Here Are the Reasons Your Job Offers Get Turned Down

October 17, 2016

There are few things more frustrating than to finally find the perfect candidate, extend them a job offer, and have them say “thanks, but no thanks.” But with competition for top talent only getting tougher, recruiters will be experiencing this scenario more and more often.

However, if you understand the reasons why a candidate rejected (or may reject) your job offer, you can use that knowledge to make necessary changes in your hiring process in order to hear more “I'll take it!"

That said, here are the six main reasons why candidates turn down job offers and what you can do to prevent them from saying no to yours:

1. They were playing the field and accepted another offer

Most candidates prefer to have more than one option when they are contemplating a career change in order to feel like they have choices and back up plans. And today, candidates can easily identify other opportunities utilizing job boards, website postings, social media - plus networking and technology has made it simple for them to apply to anything.

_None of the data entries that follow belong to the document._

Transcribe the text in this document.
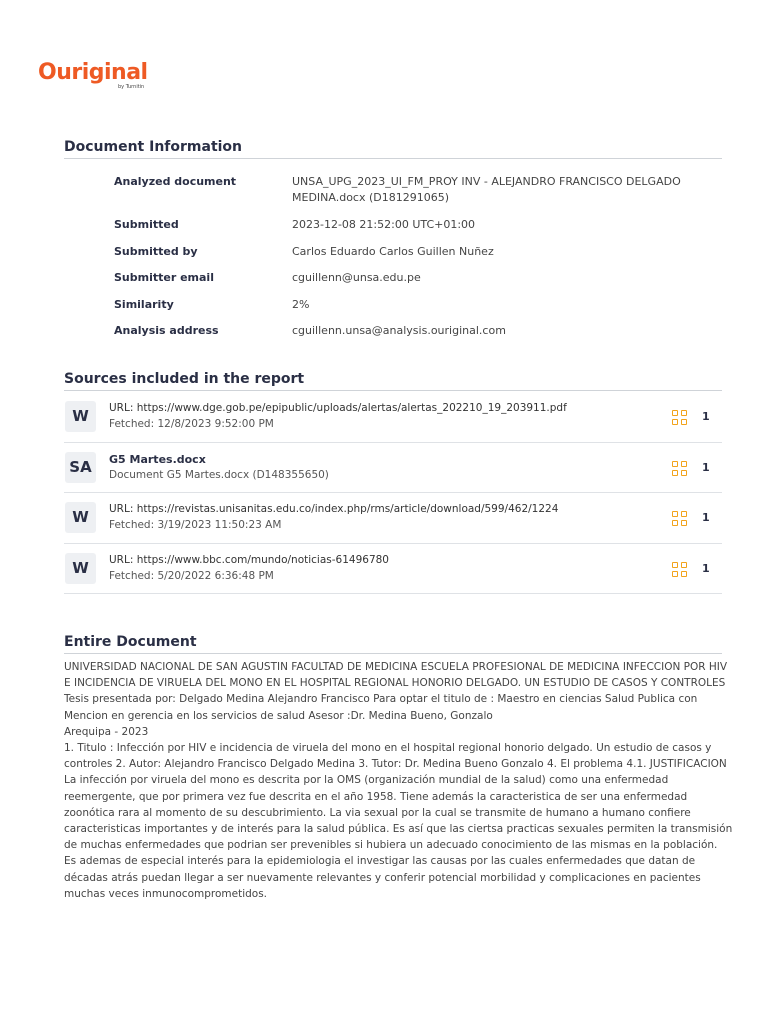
Ouriginal
by Turnitin
Document Information
Analyzed document	UNSA_UPG_2023_UI_FM_PROY INV - ALEJANDRO FRANCISCO DELGADO MEDINA.docx (D181291065)
Submitted	2023-12-08 21:52:00 UTC+01:00
Submitted by	Carlos Eduardo Carlos Guillen Nuñez
Submitter email	cguillenn@unsa.edu.pe
Similarity	2%
Analysis address	cguillenn.unsa@analysis.ouriginal.com
Sources included in the report
W	URL: https://www.dge.gob.pe/epipublic/uploads/alertas/alertas_202210_19_203911.pdf
Fetched: 12/8/2023 9:52:00 PM
1
SA	G5 Martes.docx
Document G5 Martes.docx (D148355650)
1
W	URL: https://revistas.unisanitas.edu.co/index.php/rms/article/download/599/462/1224
Fetched: 3/19/2023 11:50:23 AM
1
W	URL: https://www.bbc.com/mundo/noticias-61496780
Fetched: 5/20/2022 6:36:48 PM
1
Entire Document

UNIVERSIDAD NACIONAL DE SAN AGUSTIN FACULTAD DE MEDICINA ESCUELA PROFESIONAL DE MEDICINA INFECCION POR HIV E INCIDENCIA DE VIRUELA DEL MONO EN EL HOSPITAL REGIONAL HONORIO DELGADO. UN ESTUDIO DE CASOS Y CONTROLES

Tesis presentada por: Delgado Medina Alejandro Francisco Para optar el titulo de : Maestro en ciencias Salud Publica con Mencion en gerencia en los servicios de salud Asesor :Dr. Medina Bueno, Gonzalo

Arequipa - 2023

1. Titulo : Infección por HIV e incidencia de viruela del mono en el hospital regional honorio delgado. Un estudio de casos y controles 2. Autor: Alejandro Francisco Delgado Medina 3. Tutor: Dr. Medina Bueno Gonzalo 4. El problema 4.1. JUSTIFICACION La infección por viruela del mono es descrita por la OMS (organización mundial de la salud) como una enfermedad reemergente, que por primera vez fue descrita en el año 1958. Tiene además la caracteristica de ser una enfermedad zoonótica rara al momento de su descubrimiento. La via sexual por la cual se transmite de humano a humano confiere caracteristicas importantes y de interés para la salud pública. Es así que las ciertsa practicas sexuales permiten la transmisión de muchas enfermedades que podrian ser prevenibles si hubiera un adecuado conocimiento de las mismas en la población.

Es ademas de especial interés para la epidemiologia el investigar las causas por las cuales enfermedades que datan de décadas atrás puedan llegar a ser nuevamente relevantes y conferir potencial morbilidad y complicaciones en pacientes muchas veces inmunocomprometidos.
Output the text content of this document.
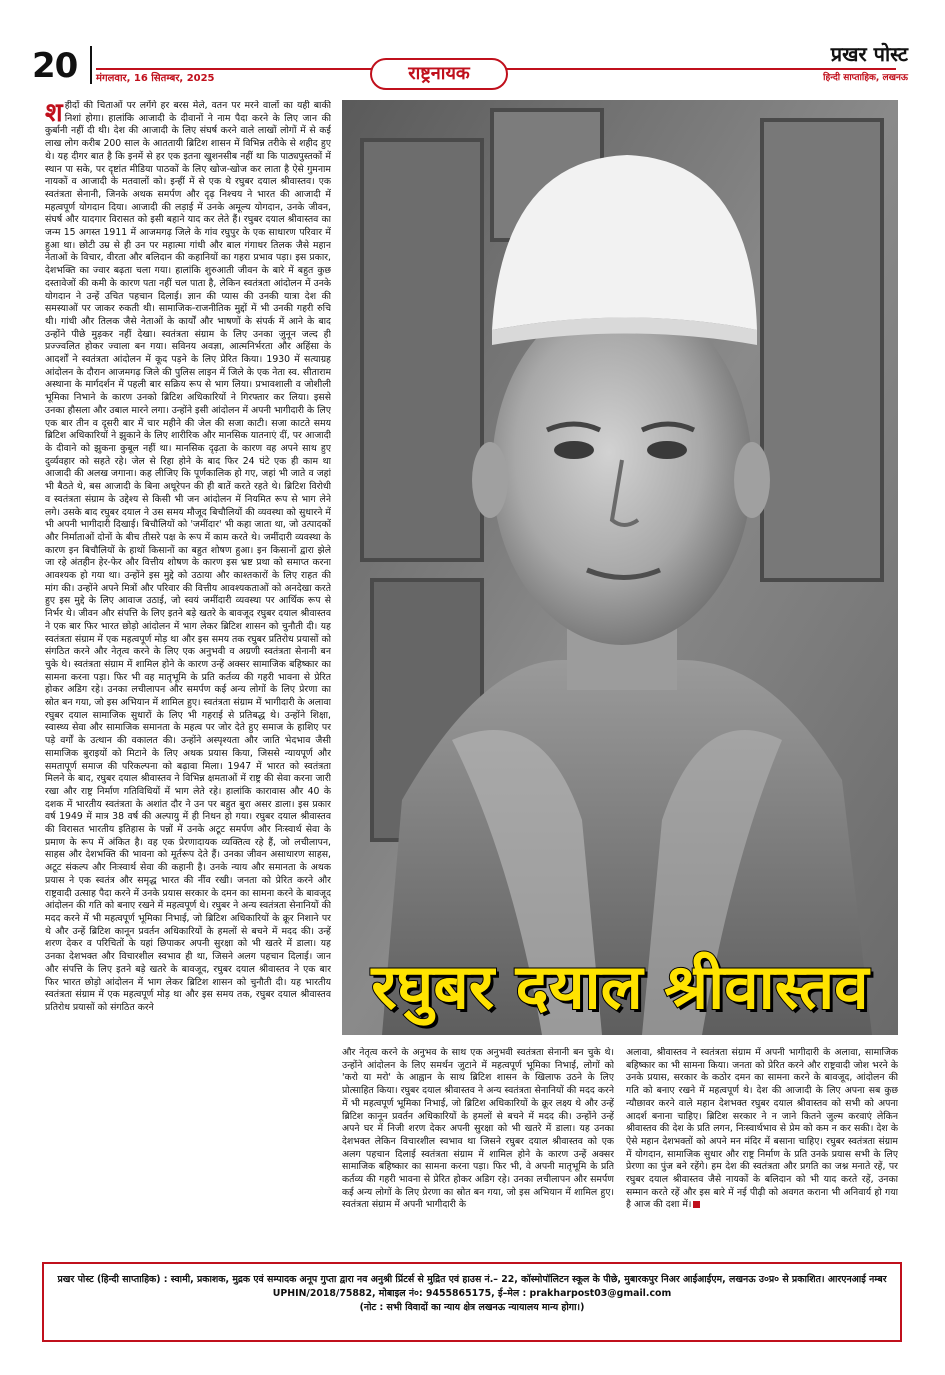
20 मंगलवार, 16 सितम्बर, 2025	राष्ट्रनायक
प्रखर पोस्ट
हिन्दी साप्ताहिक, लखनऊ
श हीदों की चिताओं पर लगेंगे हर बरस मेले, वतन पर मरने वालों का यही बाकी निशां होगा। हालांकि आजादी के दीवानों ने नाम पैदा करने के लिए जान की कुर्बानी नहीं दी थी। देश की आजादी के लिए संघर्ष करने वाले लाखों लोगों में से कई लाख लोग करीब 200 साल के आततायी ब्रिटिश शासन में विभिन्न तरीके से शहीद हुए थे। यह दीगर बात है कि इनमें से हर एक इतना खुशनसीब नहीं था कि पाठ्यपुस्तकों में स्थान पा सके, पर दृष्टांत मीडिया पाठकों के लिए खोज-खोज कर लाता है ऐसे गुमनाम नायकों व आजादी के मतवालों को। इन्हीं में से एक थे रघुबर दयाल श्रीवास्तव। एक स्वतंत्रता सेनानी, जिनके अथक समर्पण और दृढ़ निश्चय ने भारत की आजादी में महत्वपूर्ण योगदान दिया। आजादी की लड़ाई में उनके अमूल्य योगदान, उनके जीवन, संघर्ष और यादगार विरासत को इसी बहाने याद कर लेते हैं। रघुबर दयाल श्रीवास्तव का जन्म 15 अगस्त 1911 में आजमगढ़ जिले के गांव रघुपुर के एक साधारण परिवार में हुआ था। छोटी उम्र से ही उन पर महात्मा गांधी और बाल गंगाधर तिलक जैसे महान नेताओं के विचार, वीरता और बलिदान की कहानियों का गहरा प्रभाव पड़ा। इस प्रकार, देशभक्ति का ज्वार बढ़ता चला गया। हालांकि शुरुआती जीवन के बारे में बहुत कुछ दस्तावेजों की कमी के कारण पता नहीं चल पाता है, लेकिन स्वतंत्रता आंदोलन में उनके योगदान ने उन्हें उचित पहचान दिलाई। ज्ञान की प्यास की उनकी यात्रा देश की समस्याओं पर जाकर रुकती थी। सामाजिक-राजनीतिक मुद्दों में भी उनकी गहरी रुचि थी। गांधी और तिलक जैसे नेताओं के कार्यों और भाषणों के संपर्क में आने के बाद उन्होंने पीछे मुड़कर नहीं देखा। स्वतंत्रता संग्राम के लिए उनका जुनून जल्द ही प्रज्ज्वलित होकर ज्वाला बन गया। सविनय अवज्ञा, आत्मनिर्भरता और अहिंसा के आदर्शों ने स्वतंत्रता आंदोलन में कूद पड़ने के लिए प्रेरित किया। 1930 में सत्याग्रह आंदोलन के दौरान आजमगढ़ जिले की पुलिस लाइन में जिले के एक नेता स्व. सीताराम अस्थाना के मार्गदर्शन में पहली बार सक्रिय रूप से भाग लिया। प्रभावशाली व जोशीली भूमिका निभाने के कारण उनको ब्रिटिश अधिकारियों ने गिरफ्तार कर लिया। इससे उनका हौसला और उबाल मारने लगा। उन्होंने इसी आंदोलन में अपनी भागीदारी के लिए एक बार तीन व दूसरी बार में चार महीने की जेल की सजा काटी। सजा काटते समय ब्रिटिश अधिकारियों ने झुकाने के लिए शारीरिक और मानसिक यातनाएं दीं, पर आजादी के दीवाने को झुकना कुबूल नहीं था। मानसिक दृढ़ता के कारण वह अपने साथ हुए दुर्व्यवहार को सहते रहे। जेल से रिहा होने के बाद फिर 24 घंटे एक ही काम था आजादी की अलख जगाना। कह लीजिए कि पूर्णकालिक हो गए, जहां भी जाते व जहां भी बैठते थे, बस आजादी के बिना अधूरेपन की ही बातें करते रहते थे। ब्रिटिश विरोधी व स्वतंत्रता संग्राम के उद्देश्य से किसी भी जन आंदोलन में नियमित रूप से भाग लेने लगे। उसके बाद रघुबर दयाल ने उस समय मौजूद बिचौलियों की व्यवस्था को सुधारने में भी अपनी भागीदारी दिखाई। बिचौलियों को 'जमींदार' भी कहा जाता था, जो उत्पादकों और निर्माताओं दोनों के बीच तीसरे पक्ष के रूप में काम करते थे। जमींदारी व्यवस्था के कारण इन बिचौलियों के हाथों किसानों का बहुत शोषण हुआ। इन किसानों द्वारा झेले जा रहे अंतहीन हेर-फेर और वित्तीय शोषण के कारण इस भ्रष्ट प्रथा को समाप्त करना आवश्यक हो गया था। उन्होंने इस मुद्दे को उठाया और काश्तकारों के लिए राहत की मांग की। उन्होंने अपने मित्रों और परिवार की वित्तीय आवश्यकताओं को अनदेखा करते हुए इस मुद्दे के लिए आवाज उठाई, जो स्वयं जमींदारी व्यवस्था पर आर्थिक रूप से निर्भर थे। जीवन और संपत्ति के लिए इतने बड़े खतरे के बावजूद रघुबर दयाल श्रीवास्तव ने एक बार फिर भारत छोड़ो आंदोलन में भाग लेकर ब्रिटिश शासन को चुनौती दी। यह स्वतंत्रता संग्राम में एक महत्वपूर्ण मोड़ था और इस समय तक रघुबर प्रतिरोध प्रयासों को संगठित करने और नेतृत्व करने के लिए एक अनुभवी व अग्रणी स्वतंत्रता सेनानी बन चुके थे। स्वतंत्रता संग्राम में शामिल होने के कारण उन्हें अक्सर सामाजिक बहिष्कार का सामना करना पड़ा। फिर भी वह मातृभूमि के प्रति कर्तव्य की गहरी भावना से प्रेरित होकर अडिग रहे। उनका लचीलापन और समर्पण कई अन्य लोगों के लिए प्रेरणा का स्रोत बन गया, जो इस अभियान में शामिल हुए। स्वतंत्रता संग्राम में भागीदारी के अलावा रघुबर दयाल सामाजिक सुधारों के लिए भी गहराई से प्रतिबद्ध थे। उन्होंने शिक्षा, स्वास्थ्य सेवा और सामाजिक समानता के महत्व पर जोर देते हुए समाज के हाशिए पर पड़े वर्गों के उत्थान की वकालत की। उन्होंने अस्पृश्यता और जाति भेदभाव जैसी सामाजिक बुराइयों को मिटाने के लिए अथक प्रयास किया, जिससे न्यायपूर्ण और समतापूर्ण समाज की परिकल्पना को बढ़ावा मिला। 1947 में भारत को स्वतंत्रता मिलने के बाद, रघुबर दयाल श्रीवास्तव ने विभिन्न क्षमताओं में राष्ट्र की सेवा करना जारी रखा और राष्ट्र निर्माण गतिविधियों में भाग लेते रहे। हालांकि कारावास और 40 के दशक में भारतीय स्वतंत्रता के अशांत दौर ने उन पर बहुत बुरा असर डाला। इस प्रकार वर्ष 1949 में मात्र 38 वर्ष की अल्पायु में ही निधन हो गया। रघुबर दयाल श्रीवास्तव की विरासत भारतीय इतिहास के पन्नों में उनके अटूट समर्पण और निःस्वार्थ सेवा के प्रमाण के रूप में अंकित है। वह एक प्रेरणादायक व्यक्तित्व रहे हैं, जो लचीलापन, साहस और देशभक्ति की भावना को मूर्तरूप देते हैं। उनका जीवन असाधारण साहस, अटूट संकल्प और निःस्वार्थ सेवा की कहानी है। उनके न्याय और समानता के अथक प्रयास ने एक स्वतंत्र और समृद्ध भारत की नींव रखी। जनता को प्रेरित करने और राष्ट्रवादी उत्साह पैदा करने में उनके प्रयास सरकार के दमन का सामना करने के बावजूद आंदोलन की गति को बनाए रखने में महत्वपूर्ण थे। रघुबर ने अन्य स्वतंत्रता सेनानियों की मदद करने में भी महत्वपूर्ण भूमिका निभाई, जो ब्रिटिश अधिकारियों के क्रूर निशाने पर थे और उन्हें ब्रिटिश कानून प्रवर्तन अधिकारियों के हमलों से बचने में मदद की। उन्हें शरण देकर व परिचितों के यहां छिपाकर अपनी सुरक्षा को भी खतरे में डाला। यह उनका देशभक्त और विचारशील स्वभाव ही था, जिसने अलग पहचान दिलाई। जान और संपत्ति के लिए इतने बड़े खतरे के बावजूद, रघुबर दयाल श्रीवास्तव ने एक बार फिर भारत छोड़ो आंदोलन में भाग लेकर ब्रिटिश शासन को चुनौती दी। यह भारतीय स्वतंत्रता संग्राम में एक महत्वपूर्ण मोड़ था और इस समय तक, रघुबर दयाल श्रीवास्तव प्रतिरोध प्रयासों को संगठित करने	रघुबर दयाल श्रीवास्तव
और नेतृत्व करने के अनुभव के साथ एक अनुभवी स्वतंत्रता सेनानी बन चुके थे। उन्होंने आंदोलन के लिए समर्थन जुटाने में महत्वपूर्ण भूमिका निभाई, लोगों को 'करो या मरो' के आह्वान के साथ ब्रिटिश शासन के खिलाफ उठने के लिए प्रोत्साहित किया। रघुबर दयाल श्रीवास्तव ने अन्य स्वतंत्रता सेनानियों की मदद करने में भी महत्वपूर्ण भूमिका निभाई, जो ब्रिटिश अधिकारियों के क्रूर लक्ष्य थे और उन्हें ब्रिटिश कानून प्रवर्तन अधिकारियों के हमलों से बचने में मदद की। उन्होंने उन्हें अपने घर में निजी शरण देकर अपनी सुरक्षा को भी खतरे में डाला। यह उनका देशभक्त लेकिन विचारशील स्वभाव था जिसने रघुबर दयाल श्रीवास्तव को एक अलग पहचान दिलाई स्वतंत्रता संग्राम में शामिल होने के कारण उन्हें अक्सर सामाजिक बहिष्कार का सामना करना पड़ा। फिर भी, वे अपनी मातृभूमि के प्रति कर्तव्य की गहरी भावना से प्रेरित होकर अडिग रहे। उनका लचीलापन और समर्पण कई अन्य लोगों के लिए प्रेरणा का स्रोत बन गया, जो इस अभियान में शामिल हुए। स्वतंत्रता संग्राम में अपनी भागीदारी के
अलावा, श्रीवास्तव ने स्वतंत्रता संग्राम में अपनी भागीदारी के अलावा, सामाजिक बहिष्कार का भी सामना किया। जनता को प्रेरित करने और राष्ट्रवादी जोश भरने के उनके प्रयास, सरकार के कठोर दमन का सामना करने के बावजूद, आंदोलन की गति को बनाए रखने में महत्वपूर्ण थे। देश की आजादी के लिए अपना सब कुछ न्यौछावर करने वाले महान देशभक्त रघुबर दयाल श्रीवास्तव को सभी को अपना आदर्श बनाना चाहिए। ब्रिटिश सरकार ने न जाने कितने जुल्म करवाएं लेकिन श्रीवास्तव की देश के प्रति लगन, निःस्वार्थभाव से प्रेम को कम न कर सकी। देश के ऐसे महान देशभक्तों को अपने मन मंदिर में बसाना चाहिए। रघुबर स्वतंत्रता संग्राम में योगदान, सामाजिक सुधार और राष्ट्र निर्माण के प्रति उनके प्रयास सभी के लिए प्रेरणा का पुंज बने रहेंगे। हम देश की स्वतंत्रता और प्रगति का जश्न मनाते रहें, पर रघुबर दयाल श्रीवास्तव जैसे नायकों के बलिदान को भी याद करते रहें, उनका सम्मान करते रहें और इस बारे में नई पीढ़ी को अवगत कराना भी अनिवार्य हो गया है आज की दशा में।
प्रखर पोस्ट (हिन्दी साप्ताहिक) : स्वामी, प्रकाशक, मुद्रक एवं सम्पादक अनूप गुप्ता द्वारा नव अनुश्री प्रिंटर्स से मुद्रित एवं हाउस नं.– 22, कॉस्मोपॉलिटन स्कूल के पीछे, मुबारकपुर निअर आईआईएम, लखनऊ उ०प्र० से प्रकाशित। आरएनआई नम्बर UPHIN/2018/75882, मोबाइल नं०: 9455865175, ई–मेल : prakharpost03@gmail.com
(नोट : सभी विवादों का न्याय क्षेत्र लखनऊ न्यायालय मान्य होगा।)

It's important to keep in mind that although the candidate may not have been conducting an active search at the time of your first interview, this can change quickly. That’s why it’s important to start every subsequent conversation with, “Has anything changed since the last time we talked?” This can help you identify any red flags that could cause you to lose a successful hire.

2. They accepted a counter-offer from their current employer

A counter-offer represents an individual’s next promotion and raise at their company. And, the percentage of counter-offers extended and accepted has escalated due to the lack of top talent.

This issue should be discussed throughout your interviewing process. You can’t waste your valuable time on candidates who will use your offer to leverage a counter-offer from their current employer.

To avoid this, ask candidates the following question, “What are five things you would change, if you were your boss?” The answer to this question reveals the real reason they are interviewing. There is something they can’t change at their current or last place of employment. Compensation and advancement are always part of the conversation, but it is the things they don’t like and can’t control that will motivate them to accept your offer.

3. You didn’t sell them on the role or your company

The answers given in an initial interview are sometimes guarded answers and often change.  Re-ask pertinent questions to make sure you understand what must be there for this individual to accept your offer. Reviewing their reasons for past job changes will also provide insight in their priorities.

Once you understand what is most important to each candidate, give specific examples of how the role and your company provides specifically what is most important to them. Give them selling points about your company that are not listed on your website. Share retention stats and advancement potential. If possible, give specific examples of how someone with similar credentials experienced great career growth in areas that are important to this specific candidate.

4. They didn't click with their potential boss 

People want to work for a company and a person they can respect. Candidates assume that they are experiencing a person’s best when they are being interviewed. If they are uncomfortable, feel pressured or just don’t click with the individual who will be their boss, there is not much you can do to extend an offer that will be accepted.

Exit interviews reveal the reasons why people leave their current job, which many times has little to do with the position or company. The person is quitting because they did not like their boss. It is critical for you to talk to these people and uncover a person’s favorite boss and why as well as the supervisor they liked least and why. This will help you determine if the personality and management style of your hiring authority and the candidate will click before going through the interview process. 

5. The interview process was subpar

Your interviewing process can hurt or help your ability to extend offers that are accepted.  Timing is critical to your success, which is why it’s important to obtain a specific target date to hire from your hiring authorities. If you begin your recruiting process too early or too late, you will not attract the best talent who will accept your offer.

When the interview process takes too long, your candidates will interview for other opportunities and often view delays in the hiring process as a lack of interest.

When you have identified a rock star candidate, it is critical to escalate the hiring process. A delayed hiring process has cost many companies the benefits of hiring the best talent. Some companies are not even requiring an application to be completed and instead are utilizing the persons LinkedIn profile to spead things up.

6. The compenstation package was not good enough

Compensation and benefits always impact the decision whether to accept or reject a job offer. If a candidate feels they are being low-balled, they will reject an offer. If the cost and deductibles of a benefit package are high, they will reject an offer unless the salary offered compensates for the costs.

Pre-close your candidates on money, so you know before you ever extend an offer exactly what an individual will accept without hesitation. You must clarify details on compensation and benefits throughout the entire interview process. Often salary demands increase and you don’t want to be blind-sighted or have your job offer declined.

Often, making subtle adjustments in these six areas of your hiring process can greatly improve the percentages of your offers that are extended and accepted.